Normalmente un hembra preñada, de cualquier especie animal,
consume más alimento que la media normal para su especie.
Un período de hambruna de la madre puede provocar que las
crías nazcan defectuosas o no nazcan.
Algunas especies de tiburones practican una singular forma de canibalismo
intrauterino conocida como "oofagia". Los ovarios de estos
tiburones contienen muchos miles de óvulos muy pequeños.
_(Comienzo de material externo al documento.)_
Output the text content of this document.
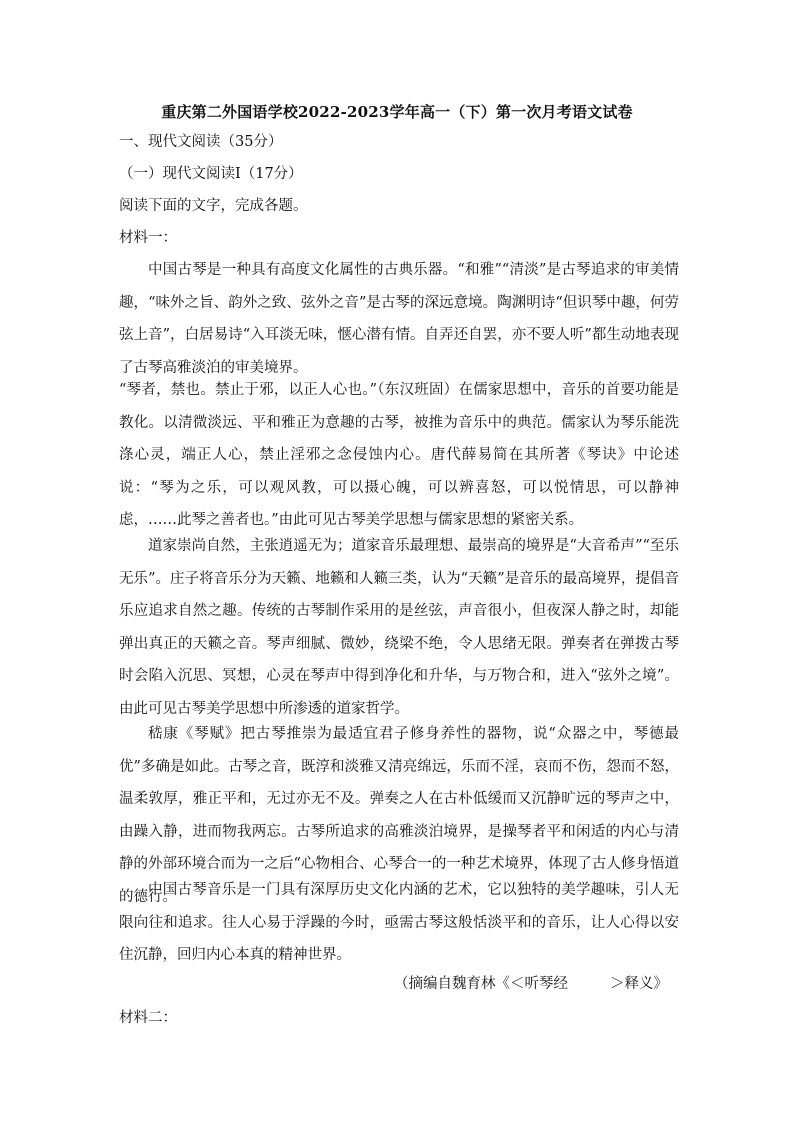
重庆第二外国语学校2022-2023学年高一（下）第一次月考语文试卷
一、现代文阅读（35分）
（一）现代文阅读Ⅰ（17分）
阅读下面的文字，完成各题。
材料一：

中国古琴是一种具有高度文化属性的古典乐器。“和雅”“清淡”是古琴追求的审美情趣，“味外之旨、韵外之致、弦外之音”是古琴的深远意境。陶渊明诗“但识琴中趣，何劳弦上音”，白居易诗“入耳淡无味，惬心潜有情。自弄还自罢，亦不要人听”都生动地表现了古琴高雅淡泊的审美境界。

“琴者，禁也。禁止于邪，以正人心也。”（东汉班固）在儒家思想中，音乐的首要功能是教化。以清微淡远、平和雅正为意趣的古琴，被推为音乐中的典范。儒家认为琴乐能洗涤心灵，端正人心，禁止淫邪之念侵蚀内心。唐代薛易简在其所著《琴诀》中论述说：“琴为之乐，可以观风教，可以摄心魄，可以辨喜怒，可以悦情思，可以静神虑，……此琴之善者也。”由此可见古琴美学思想与儒家思想的紧密关系。

道家崇尚自然，主张逍遥无为；道家音乐最理想、最崇高的境界是“大音希声”“至乐无乐”。庄子将音乐分为天籁、地籁和人籁三类，认为“天籁”是音乐的最高境界，提倡音乐应追求自然之趣。传统的古琴制作采用的是丝弦，声音很小，但夜深人静之时，却能弹出真正的天籁之音。琴声细腻、微妙，绕梁不绝，令人思绪无限。弹奏者在弹拨古琴时会陷入沉思、冥想，心灵在琴声中得到净化和升华，与万物合和，进入“弦外之境”。由此可见古琴美学思想中所渗透的道家哲学。

嵇康《琴赋》把古琴推崇为最适宜君子修身养性的器物，说“众器之中，琴德最优”多确是如此。古琴之音，既淳和淡雅又清亮绵远，乐而不淫，哀而不伤，怨而不怒，温柔敦厚，雅正平和，无过亦无不及。弹奏之人在古朴低缓而又沉静旷远的琴声之中，由躁入静，进而物我两忘。古琴所追求的高雅淡泊境界，是操琴者平和闲适的内心与清静的外部环境合而为一之后“心物相合、心琴合一的一种艺术境界，体现了古人修身悟道的德行。

中国古琴音乐是一门具有深厚历史文化内涵的艺术，它以独特的美学趣味，引人无限向往和追求。往人心易于浮躁的今时，亟需古琴这般恬淡平和的音乐，让人心得以安住沉静，回归内心本真的精神世界。

（摘编自魏育林《＜听琴经	＞释义》
材料二：
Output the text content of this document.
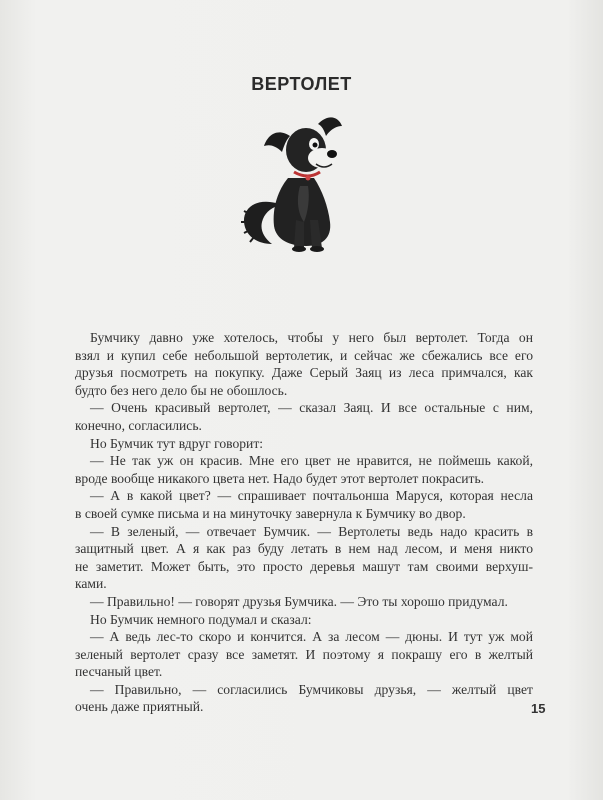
ВЕРТОЛЕТ

Бумчику давно уже хотелось, чтобы у него был вертолет. Тогда он

взял и купил себе небольшой вертолетик, и сейчас же сбежались все его

друзья посмотреть на покупку. Даже Серый Заяц из леса примчался, как

будто без него дело бы не обошлось.

— Очень красивый вертолет, — сказал Заяц. И все остальные с ним,

конечно, согласились.

Но Бумчик тут вдруг говорит:

— Не так уж он красив. Мне его цвет не нравится, не поймешь какой,

вроде вообще никакого цвета нет. Надо будет этот вертолет покрасить.

— А в какой цвет? — спрашивает почтальонша Маруся, которая несла

в своей сумке письма и на минуточку завернула к Бумчику во двор.

— В зеленый, — отвечает Бумчик. — Вертолеты ведь надо красить в

защитный цвет. А я как раз буду летать в нем над лесом, и меня никто

не заметит. Может быть, это просто деревья машут там своими верхуш-

ками.

— Правильно! — говорят друзья Бумчика. — Это ты хорошо придумал.

Но Бумчик немного подумал и сказал:

— А ведь лес-то скоро и кончится. А за лесом — дюны. И тут уж мой

зеленый вертолет сразу все заметят. И поэтому я покрашу его в желтый

песчаный цвет.

— Правильно, — согласились Бумчиковы друзья, — желтый цвет

очень даже приятный.	15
El primer grupo de embriones que se desarrolla sobrevive a base
de alimentarse de la sucesivas series de óvulos que la hembra
continúa produciendo.
En el tiburón toro, la oofagia va mucho más allá:
No contento con el suministro continuo de óvulos un embrión
del grupo inicial ataca y devora a sus hermanos que aún se
están desarrollando. Como la hembra tiene dos cámaras
uterinas separadas, se garantiza el nacimiento de al menos dos crías
ya que éstas no pueden encontrarse. Se podría decir
que es uno de los pocos casos en la naturaleza donde un animal ataca
y mata a otro aún antes de haber nacido.
En la actualidad, la relación entre los buzos y los tiburones
ha cambiado mucho. Hace veinte años teníamos que garantizarles
a nuestros alumnos que no encontrarían tiburones durante
la inmersión, hoy si no les aseguramos que van a verlos sufren
una desilusión. Las técnicas para acercarse a estos
animales, desarrolladas durante los últimos años,
permiten que buceadores de todo el mundo realicen inmersiones programadas
con el único fin de bucear con escualos y asombrarse con
la gran majestuosidad de estos animales nadando en libertad.
"No se puede defender
lo que no se ama y no se puede amar lo que no se conoce"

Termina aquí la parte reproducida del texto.